3. You Have 50 Buy-Ins for the Next Stake
As No Limit Holdem is a game with very high levels of variance. It is entirely possible for a player with a solid true win-rate of 4BB/100 to lose over a sample like 20k-50k hands. As a result, you might drop 10-20 buy-ins at the next stake in the short-term even though you have a positive long-term expectation. For this reason, it is advisable to pad your bankroll, lower your risk of ruin, and prepare yourself for the storms of negative variance that affect all of us from time to time during our poker journey. 50 Buy-Ins (5000bb) is a standard modern-day recommendation for moving up to the next stake.
For those of us who have sturdy mental games and are good at holding things together even during losing stretches, and who wish to shot-take more aggressively at the next stake, this could be lowered to 20-40Bis depending on the risk of ruin that is deemed acceptable. For players with fragile mental games and significant tilt issues, however, an even more conservative approach is advisable. Such a player may want to wait until they have 60-80 buy-ins in order to feel secure moving up.

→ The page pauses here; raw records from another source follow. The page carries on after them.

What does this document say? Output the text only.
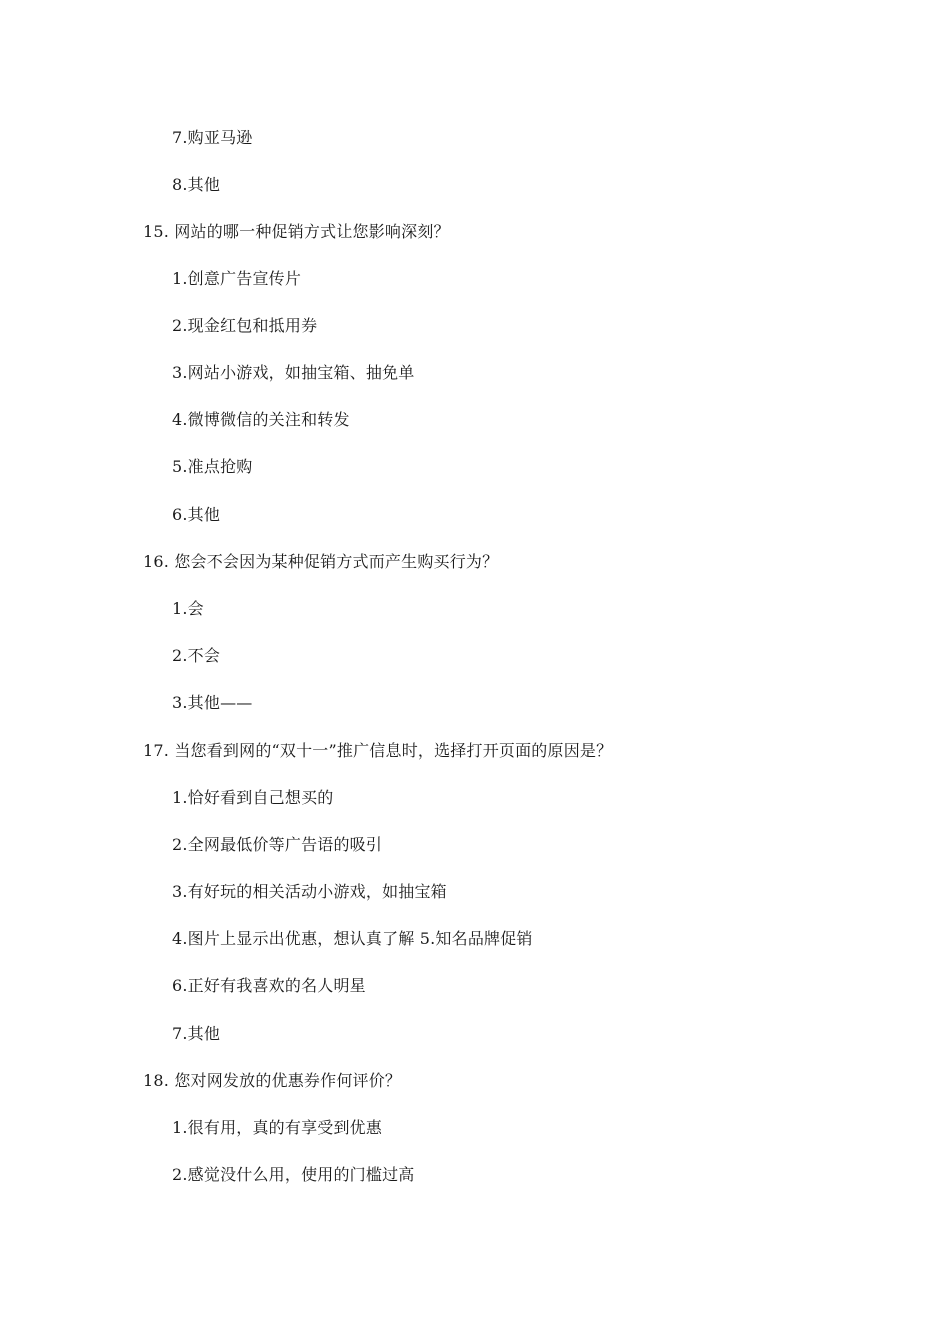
7.购亚马逊
8.其他
15. 网站的哪一种促销方式让您影响深刻？
1.创意广告宣传片
2.现金红包和抵用券
3.网站小游戏，如抽宝箱、抽免单
4.微博微信的关注和转发
5.准点抢购
6.其他
16. 您会不会因为某种促销方式而产生购买行为？
1.会
2.不会
3.其他——
17. 当您看到网的“双十一”推广信息时，选择打开页面的原因是？
1.恰好看到自己想买的
2.全网最低价等广告语的吸引
3.有好玩的相关活动小游戏，如抽宝箱
4.图片上显示出优惠，想认真了解 5.知名品牌促销
6.正好有我喜欢的名人明星
7.其他
18. 您对网发放的优惠券作何评价？
1.很有用，真的有享受到优惠
2.感觉没什么用，使用的门槛过高
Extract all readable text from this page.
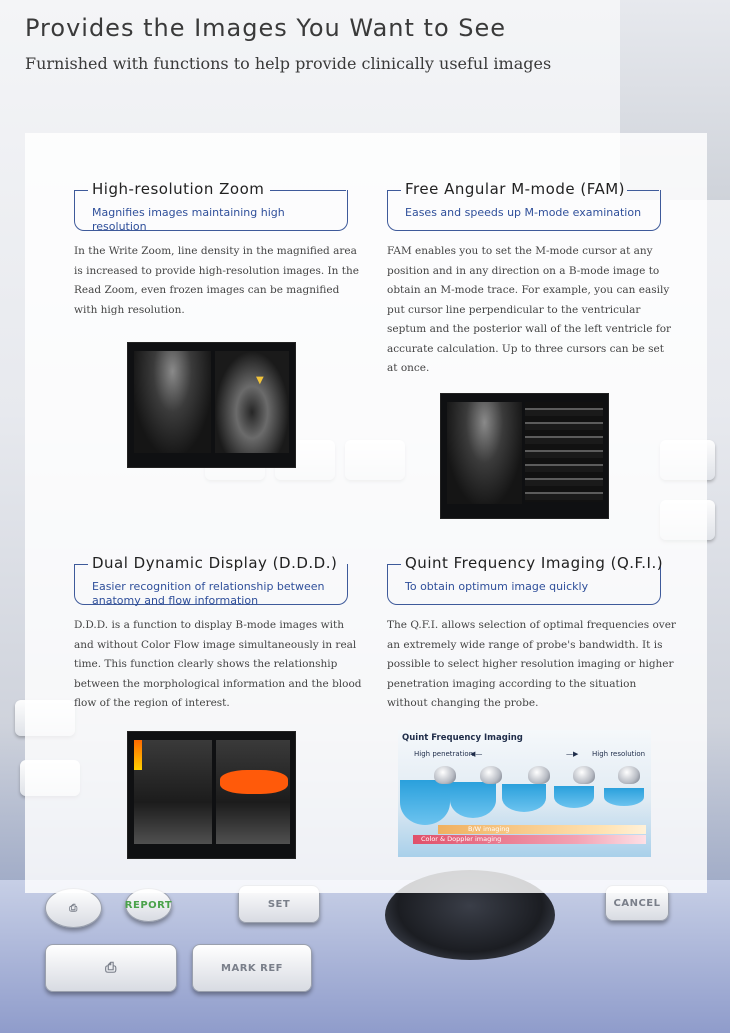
⎙	REPORT	SET	CANCEL
⎙	MARK REF
Provides the Images You Want to See

Furnished with functions to help provide clinically useful images

High-resolution Zoom
Magnifies images maintaining high resolution
In the Write Zoom, line density in the magnified area is increased to provide high-resolution images. In the Read Zoom, even frozen images can be magnified with high resolution.
▼
Free Angular M-mode (FAM)
Eases and speeds up M-mode examination
FAM enables you to set the M-mode cursor at any position and in any direction on a B-mode image to obtain an M-mode trace. For example, you can easily put cursor line perpendicular to the ventricular septum and the posterior wall of the left ventricle for accurate calculation. Up to three cursors can be set at once.
Dual Dynamic Display (D.D.D.)
Easier recognition of relationship between anatomy and flow information
D.D.D. is a function to display B-mode images with and without Color Flow image simultaneously in real time. This function clearly shows the relationship between the morphological information and the blood flow of the region of interest.
Quint Frequency Imaging (Q.F.I.)
To obtain optimum image quickly
The Q.F.I. allows selection of optimal frequencies over an extremely wide range of probe's bandwidth. It is possible to select higher resolution imaging or higher penetration imaging according to the situation without changing the probe.
Quint Frequency Imaging
High penetration
◀—	—▶ High resolution
B/W imaging
Color & Doppler imaging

4. You Routinely Make Successful Exploits Against the Population
When the pool of players at the lower stake makes X mistake (exhibits X imbalance) over and over again and you find yourself making Y adjustment successfully on a daily basis, and moreover, this happens in a lot of different spots; this is a great sign that you are ready to move up to the higher stake. I teach my students how to crush the player pool they are in by exploiting the opposition at every opportunity. This allows us to have a big win-rate even after we have paid our share of the rake. Winning poker is not just about being solid; this is not enough anymore. We must identify where the pool is offering us free money and take it ruthlessly, time and time again.
5. You Do Not Suffer from Fear Tilts
Fear tilts are all to do with the anxiety of losing money. Those of us who suffer from this form of mental game ailment will frequently fold in spots where they have enough equity to call and might avoid making profitable value bets if there is just a small chance that they could get raised. If you do suffer form this sort of tilt when things are not going well, moving up in stakes will exaggerate this problem massively and make it very difficult to access your full potential. Players with this problem should consider mental game work before moving up, even if they have a modest win-rate at the lower stake.
The decision to move up in stakes is entirely yours to make. Hopefully these guidelines will serve you well in determining when the highest EV choice is to move up and when it’s better to stay put because one or more of these signs are not present.